AIS Class B, real world #1

ACR NauticastB CE c Panbo

Check out the full size version of this Coastal Explorer (aka Maptech Chart Navigator Pro) screen. It shows how useful the Nauticast B AIS transponder was during the Bermuda-to-Maine passage, and suggests how it might have played a critical role. You can see that we’re just coming onto the continental shelf. It was no surprise that we drove right into a classic Georges Bank blanket of fog, but reassuring that the Nauticast B’s dual receivers picked up the Sealand Atlantic at about 25 miles, more so knowing that we were going to pass ahead of it with a wide CPA. Visions of Johanna’s 4kw open array Furuno NavNet radar didn’t pick up the ship (bow on) until about when this screen was made, and it wasn’t even a large target when broadside 10 miles astern. Had we been 10 miles further back on our track, and without AIS, the crossing might have been nerve wracking.

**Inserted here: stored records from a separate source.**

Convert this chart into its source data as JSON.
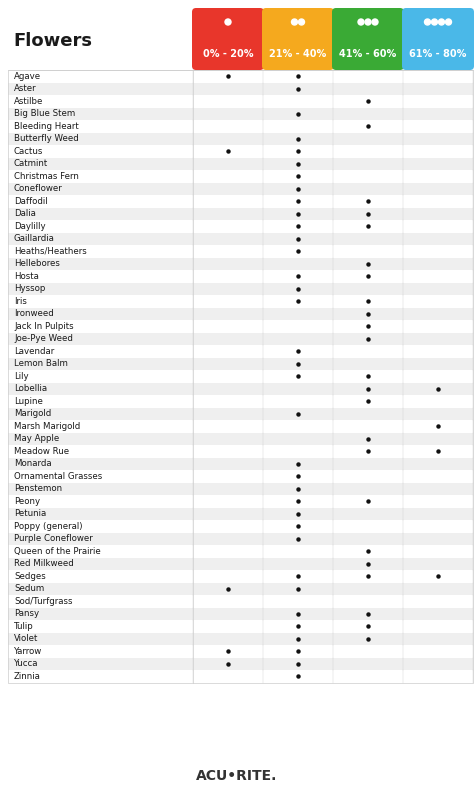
{
  "title": "Flowers",
  "columns": [
    "0% - 20%",
    "21% - 40%",
    "41% - 60%",
    "61% - 80%"
  ],
  "col_colors": [
    "#e8362b",
    "#f5a91e",
    "#3aaa35",
    "#4ab8e8"
  ],
  "flowers": [
    "Agave",
    "Aster",
    "Astilbe",
    "Big Blue Stem",
    "Bleeding Heart",
    "Butterfly Weed",
    "Cactus",
    "Catmint",
    "Christmas Fern",
    "Coneflower",
    "Daffodil",
    "Dalia",
    "Daylilly",
    "Gaillardia",
    "Heaths/Heathers",
    "Hellebores",
    "Hosta",
    "Hyssop",
    "Iris",
    "Ironweed",
    "Jack In Pulpits",
    "Joe-Pye Weed",
    "Lavendar",
    "Lemon Balm",
    "Lily",
    "Lobellia",
    "Lupine",
    "Marigold",
    "Marsh Marigold",
    "May Apple",
    "Meadow Rue",
    "Monarda",
    "Ornamental Grasses",
    "Penstemon",
    "Peony",
    "Petunia",
    "Poppy (general)",
    "Purple Coneflower",
    "Queen of the Prairie",
    "Red Milkweed",
    "Sedges",
    "Sedum",
    "Sod/Turfgrass",
    "Pansy",
    "Tulip",
    "Violet",
    "Yarrow",
    "Yucca",
    "Zinnia"
  ],
  "dots": {
    "Agave": [
      1,
      1,
      0,
      0
    ],
    "Aster": [
      0,
      1,
      0,
      0
    ],
    "Astilbe": [
      0,
      0,
      1,
      0
    ],
    "Big Blue Stem": [
      0,
      1,
      0,
      0
    ],
    "Bleeding Heart": [
      0,
      0,
      1,
      0
    ],
    "Butterfly Weed": [
      0,
      1,
      0,
      0
    ],
    "Cactus": [
      1,
      1,
      0,
      0
    ],
    "Catmint": [
      0,
      1,
      0,
      0
    ],
    "Christmas Fern": [
      0,
      1,
      0,
      0
    ],
    "Coneflower": [
      0,
      1,
      0,
      0
    ],
    "Daffodil": [
      0,
      1,
      1,
      0
    ],
    "Dalia": [
      0,
      1,
      1,
      0
    ],
    "Daylilly": [
      0,
      1,
      1,
      0
    ],
    "Gaillardia": [
      0,
      1,
      0,
      0
    ],
    "Heaths/Heathers": [
      0,
      1,
      0,
      0
    ],
    "Hellebores": [
      0,
      0,
      1,
      0
    ],
    "Hosta": [
      0,
      1,
      1,
      0
    ],
    "Hyssop": [
      0,
      1,
      0,
      0
    ],
    "Iris": [
      0,
      1,
      1,
      0
    ],
    "Ironweed": [
      0,
      0,
      1,
      0
    ],
    "Jack In Pulpits": [
      0,
      0,
      1,
      0
    ],
    "Joe-Pye Weed": [
      0,
      0,
      1,
      0
    ],
    "Lavendar": [
      0,
      1,
      0,
      0
    ],
    "Lemon Balm": [
      0,
      1,
      0,
      0
    ],
    "Lily": [
      0,
      1,
      1,
      0
    ],
    "Lobellia": [
      0,
      0,
      1,
      1
    ],
    "Lupine": [
      0,
      0,
      1,
      0
    ],
    "Marigold": [
      0,
      1,
      0,
      0
    ],
    "Marsh Marigold": [
      0,
      0,
      0,
      1
    ],
    "May Apple": [
      0,
      0,
      1,
      0
    ],
    "Meadow Rue": [
      0,
      0,
      1,
      1
    ],
    "Monarda": [
      0,
      1,
      0,
      0
    ],
    "Ornamental Grasses": [
      0,
      1,
      0,
      0
    ],
    "Penstemon": [
      0,
      1,
      0,
      0
    ],
    "Peony": [
      0,
      1,
      1,
      0
    ],
    "Petunia": [
      0,
      1,
      0,
      0
    ],
    "Poppy (general)": [
      0,
      1,
      0,
      0
    ],
    "Purple Coneflower": [
      0,
      1,
      0,
      0
    ],
    "Queen of the Prairie": [
      0,
      0,
      1,
      0
    ],
    "Red Milkweed": [
      0,
      0,
      1,
      0
    ],
    "Sedges": [
      0,
      1,
      1,
      1
    ],
    "Sedum": [
      1,
      1,
      0,
      0
    ],
    "Sod/Turfgrass": [
      0,
      0,
      0,
      0
    ],
    "Pansy": [
      0,
      1,
      1,
      0
    ],
    "Tulip": [
      0,
      1,
      1,
      0
    ],
    "Violet": [
      0,
      1,
      1,
      0
    ],
    "Yarrow": [
      1,
      1,
      0,
      0
    ],
    "Yucca": [
      1,
      1,
      0,
      0
    ],
    "Zinnia": [
      0,
      1,
      0,
      0
    ]
  },
  "bg_color": "#ffffff",
  "row_alt_color": "#efefef",
  "row_white_color": "#ffffff",
  "dot_color": "#111111",
  "footer_text": "ACU•RITE."
}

The Sealand Atlantic did not answer my VHF call, so I don’t know if it ever saw our AIS signal, but by that time I had a high level of confidence that it would have from at least 6 miles and probably 10. I had already had responses from the other 7 ships I called, five of which saw us at 6 to 11 miles. The two that couldn’t see us were 10–12 miles away.
  Unfortunately AIS did not help us with the fishing boats that we could hear chattering around us on VHF once we got on the banks. I was off watch by then but apparently we passed a little over a mile from two though never saw their lights, just radar targets acting oddly (as the boats dragged their nets). It’s nice to know that once Class B is FCC approved the Coast Guard plans to mandate their use on many of those vessels. Finally, note how Vision’s own AIS info is in the Nauticast’s NMEA 0183 stream, just like that of other targets and the unit’s GPS. The result, a little glitch I guess, is that Coastal Explorer warned us of a imminent collision with ourselves all the way to Maine (see bottom of the screen)!



PS 7/1:  Some good tips from gCaptain on how to use AIS to really get a ship’s attention.

Ben Ellison

Ben Ellison

Panbo editor, publisher & chief bottlewasher from 4/2005 until 8/2018, and now pleased to have Ben Stein as a very able publisher, webmaster, and editing colleague. Please don't regard him as an "expert"; he's getting quite old and thinks that "fadiddling fumble-putz" is a more accurate description.

4 Responses

  1. Dan Gingras says:

    I WANT ONE!!!!!!
    When is the bloody FCC going to get off the dime and get this approved.
    Dan
    Capt Dan Gingras
    O461 LIONHEART
    Portsmouth NH
    http://www.daniel.gingras.net

  2. Tim Flanagan says:

    Me too! We can hardly wait to get our hands on one and give it a proper stress-test here in crowded Puget Sound.
    Tim Flanagan
    Managing Editor
    Navagear.com

  3. If you had a DSC enabled VHF you could have placed a call to the other vessel’s bridge using their MMSI, no?
    Terry

  4. Brian Lane says:

    Ben,
    It may have been that the AIS was ‘hearing itself’ when it transmitted so CE had no way to know that it was you — I don’t remember a ‘Ignore my MMSI’ feature in CE, but it might be a useful one to add.